1.3.3	v1.15 v1.17 v1.19 v1.21	Fixed the scheduler crash due to a GPU error and a privileged init container admission failure.
1.3.1	v1.15 v1.17 v1.19	Upgraded the Volcano framework to the latest version. Supported Kubernetes v1.19. Added the numa-aware plugin. Fixed the Deployment scaling issue in the multi-queue scenario. Adjusted the algorithm plugin that is enabled by default.
1.2.5	v1.15 v1.17 v1.19	Fixed the OutOfcpu issue in some scenarios. Fixed the issue where pods cannot be scheduled when some capabilities are set for a queue. Made the log time of the volcano component consistent with the system time.

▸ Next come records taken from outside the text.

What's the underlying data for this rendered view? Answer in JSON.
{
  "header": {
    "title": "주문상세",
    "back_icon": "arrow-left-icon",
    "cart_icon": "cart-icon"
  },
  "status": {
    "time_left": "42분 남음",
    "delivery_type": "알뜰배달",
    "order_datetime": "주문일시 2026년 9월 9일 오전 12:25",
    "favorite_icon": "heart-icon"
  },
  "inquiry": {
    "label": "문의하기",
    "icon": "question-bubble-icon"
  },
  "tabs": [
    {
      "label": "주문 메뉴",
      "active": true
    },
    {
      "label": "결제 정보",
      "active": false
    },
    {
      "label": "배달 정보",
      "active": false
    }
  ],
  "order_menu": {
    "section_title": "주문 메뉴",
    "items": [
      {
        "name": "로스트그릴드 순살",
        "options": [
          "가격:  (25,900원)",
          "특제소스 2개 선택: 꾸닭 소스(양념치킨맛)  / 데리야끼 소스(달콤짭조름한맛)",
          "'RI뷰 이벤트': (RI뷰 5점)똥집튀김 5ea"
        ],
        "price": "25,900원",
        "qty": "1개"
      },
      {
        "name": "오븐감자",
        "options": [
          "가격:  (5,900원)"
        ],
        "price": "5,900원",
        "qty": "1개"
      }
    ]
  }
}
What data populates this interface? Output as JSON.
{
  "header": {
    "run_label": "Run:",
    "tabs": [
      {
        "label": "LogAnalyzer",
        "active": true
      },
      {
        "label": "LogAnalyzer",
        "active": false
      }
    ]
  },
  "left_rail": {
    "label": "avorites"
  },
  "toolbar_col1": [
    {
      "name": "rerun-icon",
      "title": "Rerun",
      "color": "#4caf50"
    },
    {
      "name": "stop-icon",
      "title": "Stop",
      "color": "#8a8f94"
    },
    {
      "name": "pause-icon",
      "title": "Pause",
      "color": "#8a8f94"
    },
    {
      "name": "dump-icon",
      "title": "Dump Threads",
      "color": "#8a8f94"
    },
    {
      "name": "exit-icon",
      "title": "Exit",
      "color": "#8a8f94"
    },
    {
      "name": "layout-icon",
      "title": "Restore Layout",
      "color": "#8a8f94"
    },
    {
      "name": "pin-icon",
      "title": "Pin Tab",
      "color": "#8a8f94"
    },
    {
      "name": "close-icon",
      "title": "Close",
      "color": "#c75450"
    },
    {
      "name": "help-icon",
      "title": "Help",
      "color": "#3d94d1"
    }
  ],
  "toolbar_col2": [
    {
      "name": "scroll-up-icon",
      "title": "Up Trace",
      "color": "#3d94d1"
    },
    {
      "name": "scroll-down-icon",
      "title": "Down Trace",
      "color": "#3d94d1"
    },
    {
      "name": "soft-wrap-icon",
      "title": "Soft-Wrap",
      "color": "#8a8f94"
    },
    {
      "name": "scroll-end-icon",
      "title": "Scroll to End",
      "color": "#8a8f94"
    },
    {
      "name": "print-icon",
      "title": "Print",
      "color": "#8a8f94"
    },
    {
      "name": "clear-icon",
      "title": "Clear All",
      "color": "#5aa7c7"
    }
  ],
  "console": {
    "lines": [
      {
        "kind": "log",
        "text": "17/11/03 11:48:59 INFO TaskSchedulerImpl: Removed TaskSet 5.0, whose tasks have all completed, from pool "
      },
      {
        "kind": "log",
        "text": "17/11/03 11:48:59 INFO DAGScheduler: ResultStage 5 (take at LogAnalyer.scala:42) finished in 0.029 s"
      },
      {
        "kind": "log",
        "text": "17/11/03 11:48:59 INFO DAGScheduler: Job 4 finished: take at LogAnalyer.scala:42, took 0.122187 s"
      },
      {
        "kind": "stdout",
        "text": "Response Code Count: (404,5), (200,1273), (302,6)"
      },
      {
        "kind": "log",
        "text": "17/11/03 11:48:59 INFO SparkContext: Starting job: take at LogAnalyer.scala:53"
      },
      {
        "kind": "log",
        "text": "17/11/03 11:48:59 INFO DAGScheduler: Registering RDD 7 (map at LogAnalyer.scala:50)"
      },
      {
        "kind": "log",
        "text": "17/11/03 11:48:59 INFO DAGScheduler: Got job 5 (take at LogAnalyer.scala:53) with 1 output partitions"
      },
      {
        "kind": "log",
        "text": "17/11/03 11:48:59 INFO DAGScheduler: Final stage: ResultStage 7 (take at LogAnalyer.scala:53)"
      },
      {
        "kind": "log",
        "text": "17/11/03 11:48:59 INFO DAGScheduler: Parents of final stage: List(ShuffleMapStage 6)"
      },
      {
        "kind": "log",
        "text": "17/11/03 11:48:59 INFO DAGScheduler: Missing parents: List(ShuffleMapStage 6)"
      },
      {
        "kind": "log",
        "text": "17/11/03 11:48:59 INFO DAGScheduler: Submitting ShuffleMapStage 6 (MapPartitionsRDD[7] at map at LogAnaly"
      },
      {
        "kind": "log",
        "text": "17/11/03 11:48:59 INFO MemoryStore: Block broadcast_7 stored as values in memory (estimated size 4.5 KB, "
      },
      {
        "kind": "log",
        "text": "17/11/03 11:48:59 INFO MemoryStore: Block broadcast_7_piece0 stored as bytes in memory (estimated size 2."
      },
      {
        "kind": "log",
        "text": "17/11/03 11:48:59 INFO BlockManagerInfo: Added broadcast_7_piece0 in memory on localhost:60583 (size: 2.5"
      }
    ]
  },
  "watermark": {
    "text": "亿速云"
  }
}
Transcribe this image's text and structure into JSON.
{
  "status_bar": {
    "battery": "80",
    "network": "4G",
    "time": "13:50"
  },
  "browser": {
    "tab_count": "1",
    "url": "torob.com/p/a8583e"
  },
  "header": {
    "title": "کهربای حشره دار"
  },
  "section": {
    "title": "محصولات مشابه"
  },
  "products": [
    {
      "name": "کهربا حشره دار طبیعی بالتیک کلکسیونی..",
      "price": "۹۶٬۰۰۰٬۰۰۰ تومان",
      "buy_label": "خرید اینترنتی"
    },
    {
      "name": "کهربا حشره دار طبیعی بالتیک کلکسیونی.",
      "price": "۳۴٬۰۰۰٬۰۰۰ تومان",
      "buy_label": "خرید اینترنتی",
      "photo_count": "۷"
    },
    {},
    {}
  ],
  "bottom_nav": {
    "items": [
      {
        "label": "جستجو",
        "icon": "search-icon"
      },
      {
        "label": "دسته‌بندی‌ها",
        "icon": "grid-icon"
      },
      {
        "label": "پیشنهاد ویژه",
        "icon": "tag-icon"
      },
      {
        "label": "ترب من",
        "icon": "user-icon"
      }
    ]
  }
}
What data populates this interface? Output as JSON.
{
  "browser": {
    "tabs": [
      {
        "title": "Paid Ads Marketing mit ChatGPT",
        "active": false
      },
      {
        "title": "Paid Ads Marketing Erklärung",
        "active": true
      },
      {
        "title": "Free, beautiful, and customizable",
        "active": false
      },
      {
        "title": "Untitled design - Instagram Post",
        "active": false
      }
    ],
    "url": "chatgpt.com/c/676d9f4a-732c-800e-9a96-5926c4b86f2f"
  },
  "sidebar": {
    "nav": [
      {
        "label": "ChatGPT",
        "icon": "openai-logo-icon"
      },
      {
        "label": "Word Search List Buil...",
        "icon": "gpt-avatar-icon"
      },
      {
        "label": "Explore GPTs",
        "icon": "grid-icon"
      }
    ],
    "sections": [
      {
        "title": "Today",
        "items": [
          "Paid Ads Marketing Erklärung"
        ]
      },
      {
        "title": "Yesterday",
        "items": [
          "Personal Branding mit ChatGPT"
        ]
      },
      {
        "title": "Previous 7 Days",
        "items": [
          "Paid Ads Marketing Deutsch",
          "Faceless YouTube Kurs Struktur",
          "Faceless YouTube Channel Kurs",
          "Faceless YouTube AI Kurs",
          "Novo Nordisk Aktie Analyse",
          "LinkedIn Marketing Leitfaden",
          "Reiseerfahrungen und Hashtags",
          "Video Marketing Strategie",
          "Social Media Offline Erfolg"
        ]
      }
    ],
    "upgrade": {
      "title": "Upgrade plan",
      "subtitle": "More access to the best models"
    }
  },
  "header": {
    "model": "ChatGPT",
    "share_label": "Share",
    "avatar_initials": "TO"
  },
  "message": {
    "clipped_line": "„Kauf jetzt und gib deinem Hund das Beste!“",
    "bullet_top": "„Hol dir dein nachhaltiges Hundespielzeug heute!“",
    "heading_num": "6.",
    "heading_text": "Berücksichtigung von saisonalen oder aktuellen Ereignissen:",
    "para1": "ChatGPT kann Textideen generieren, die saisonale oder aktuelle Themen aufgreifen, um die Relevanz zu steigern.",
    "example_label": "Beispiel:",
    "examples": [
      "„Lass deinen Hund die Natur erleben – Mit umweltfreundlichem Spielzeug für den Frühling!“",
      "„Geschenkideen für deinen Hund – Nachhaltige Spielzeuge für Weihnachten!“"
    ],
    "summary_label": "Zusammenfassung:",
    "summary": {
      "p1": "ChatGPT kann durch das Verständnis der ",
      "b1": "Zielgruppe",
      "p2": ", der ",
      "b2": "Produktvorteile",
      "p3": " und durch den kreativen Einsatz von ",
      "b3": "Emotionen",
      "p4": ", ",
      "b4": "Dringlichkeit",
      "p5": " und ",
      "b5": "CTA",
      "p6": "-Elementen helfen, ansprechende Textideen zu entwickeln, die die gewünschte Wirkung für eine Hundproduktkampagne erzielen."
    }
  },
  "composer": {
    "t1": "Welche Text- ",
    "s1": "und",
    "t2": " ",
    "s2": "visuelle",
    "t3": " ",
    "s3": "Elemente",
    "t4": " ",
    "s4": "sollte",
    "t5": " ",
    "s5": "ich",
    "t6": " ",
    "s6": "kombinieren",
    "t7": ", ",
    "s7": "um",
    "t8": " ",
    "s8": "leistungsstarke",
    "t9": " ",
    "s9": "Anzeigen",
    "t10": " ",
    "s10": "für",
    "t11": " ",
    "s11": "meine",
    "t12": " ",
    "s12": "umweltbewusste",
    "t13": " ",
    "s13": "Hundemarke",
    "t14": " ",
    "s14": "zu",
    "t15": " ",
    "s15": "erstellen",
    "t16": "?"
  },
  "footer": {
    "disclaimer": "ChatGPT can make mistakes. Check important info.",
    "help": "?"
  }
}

Fixed the issue of preemption between multiple queues. Fixed the issue where the ioaware plugin cannot behave as expected in some scenarios. Supported hybrid clusters.
1.2.3	v1.15 v1.17 v1.19	Fixed the training task OOM issue caused by inaccuracy. Fixed the GPU scheduling issue in CCE clusters v1.15 and later versions. Rolling upgrades of CCE versions during task distribution are not supported. Fixed the issue where the queue status is unknown in certain scenarios. Fixed the issue where a panic occurred when a PVC is mounted to a job in a specific scenario. Fixed the issue where decimals cannot be configured for GPU jobs. Added the ioaware plugin. Added ring controller.